Drawing on Rob Nixon’s concept of slow violence and a political ecology lens, this paper argues that volcanic sand mining on the slopes of Mount Merapi in Magelang, Indonesia, constitutes a form of cumulative environmental harm that remains politically normalised and largely invisible within dominant JT frameworks. While JT policies prioritise carbon-intensive sectors such as coal, where declining economic value enables formal transition pathways, sand extraction remains central to development, rendering its environmental and labour harms structurally indispensable rather than transitional. This aligns with market-driven and technocratic transition logics, which reproduce epistemic and economic hierarchies that exclude informal extractive workers whose livelihoods are environmentally destructive yet essential to state-led development.
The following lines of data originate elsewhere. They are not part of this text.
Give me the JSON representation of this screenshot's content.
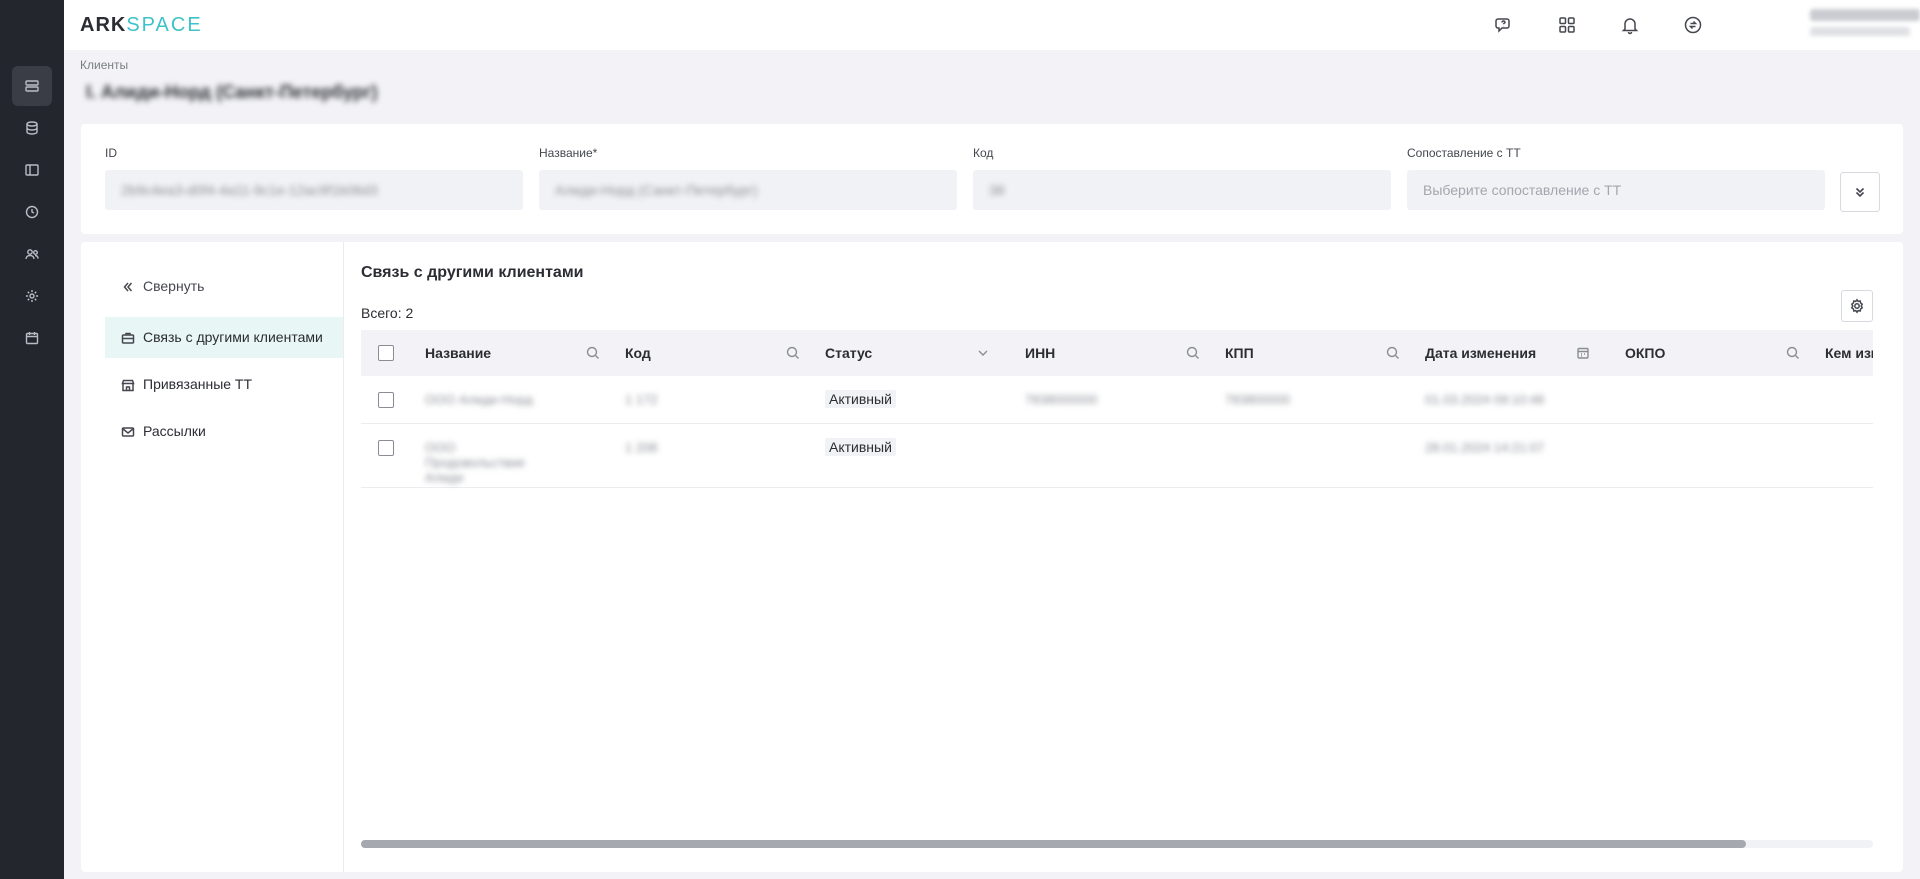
{
  "app": {
    "logo_ark": "ARK",
    "logo_space": "SPACE"
  },
  "breadcrumb": "Клиенты",
  "page_title": "I. Алиди-Норд (Санкт-Петербург)",
  "form": {
    "id_label": "ID",
    "id_value": "2b9c4ea3-d0f4-4a11-9c1e-12ac9f1b06d3",
    "name_label": "Название*",
    "name_value": "Алиди-Норд (Санкт-Петербург)",
    "code_label": "Код",
    "code_value": "38",
    "match_label": "Сопоставление с ТТ",
    "match_placeholder": "Выберите сопоставление с ТТ"
  },
  "side_nav": {
    "collapse": "Свернуть",
    "items": [
      {
        "label": "Связь с другими клиентами",
        "icon": "briefcase-icon",
        "active": true
      },
      {
        "label": "Привязанные ТТ",
        "icon": "store-icon",
        "active": false
      },
      {
        "label": "Рассылки",
        "icon": "mail-icon",
        "active": false
      }
    ]
  },
  "section": {
    "title": "Связь с другими клиентами",
    "total": "Всего: 2"
  },
  "table": {
    "columns": [
      "Название",
      "Код",
      "Статус",
      "ИНН",
      "КПП",
      "Дата изменения",
      "ОКПО",
      "Кем изм"
    ],
    "rows": [
      {
        "name": "ООО Алиди-Норд",
        "code": "1 172",
        "status": "Активный",
        "inn": "7838000000",
        "kpp": "783800000",
        "date": "01.03.2024 09:10:48"
      },
      {
        "name": "ООО Продовольствие Алиди",
        "code": "1 208",
        "status": "Активный",
        "inn": "",
        "kpp": "",
        "date": "28.01.2024 14:21:07"
      }
    ]
  },
  "colors": {
    "accent": "#3ec2c9",
    "rail": "#24262d",
    "active_nav": "#e8f6f6"
  }
}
Through a qualitative analysis of policy documents and discourses, as well as secondary sources, the paper demonstrates how the implementation of the existing JT framework minimises, if not closes, transition pathways for rural populations and informal workers who face increasing climate risk without access to institutional support. This paper therefore calls for a pluralised, locally grounded understanding of just transition.